Test a single step with Polars

PolarsStepRunner seeds source tables as plain Python tuples, runs one step, and returns a StepResult for assertions.

from loom.etl.testing import PolarsStepRunner

def test_clean_orders():
    runner = PolarsStepRunner()
    runner.seed("raw.orders", [(1, 10.0), (2, -5.0)], ["id", "amount"])
    result = runner.run(CleanOrdersStep, NoParams())

    result.assert_count(1)
    result.assert_schema({"id": "Int64", "amount": "Float64"})

StepResult methods: assert_schema, assert_count, assert_not_empty, show, to_polars.

Reusable seed datasets with ETLScenario

ETLScenario stores seed data as plain tuples so the same dataset can be used with any backend runner.

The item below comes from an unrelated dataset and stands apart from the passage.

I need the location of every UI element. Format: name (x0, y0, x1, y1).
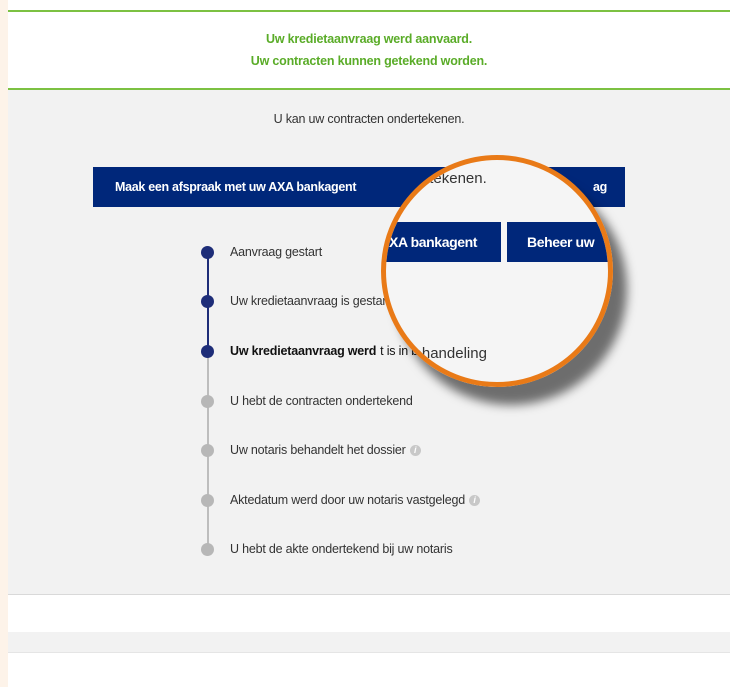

from loom.etl.testing import ETLScenario

ORDERS = (
    ETLScenario()
    .with_table("raw.orders", [(1, 10.0), (2, 20.0)], ["id", "amount"])
)

def test_double_amount(loom_polars_runner):
    ORDERS.apply(loom_polars_runner)
    result = loom_polars_runner.run(DoubleAmountStep, NoParams())
    result.assert_count(2)

Pytest fixtures auto-registered: loom_polars_runner, loom_spark_runner.

Spark integration tests

Use SparkTestSession for a real PySpark + Delta session:

from loom.etl.testing.spark import SparkTestSession

with SparkTestSession.start() as spark:
    runner = SparkStepRunner(spark)
    runner.seed("raw.orders", [(1, 10.0)], ["id", "amount"])
    result = runner.run(CleanOrdersStep, NoParams())
    result.assert_count(1)

Compile-time stubs

  • StubCatalog — in-memory catalog.

  • StubSourceReader / StubTargetWriter — in-memory I/O.

  • StubRunObserver — records pipeline lifecycle events.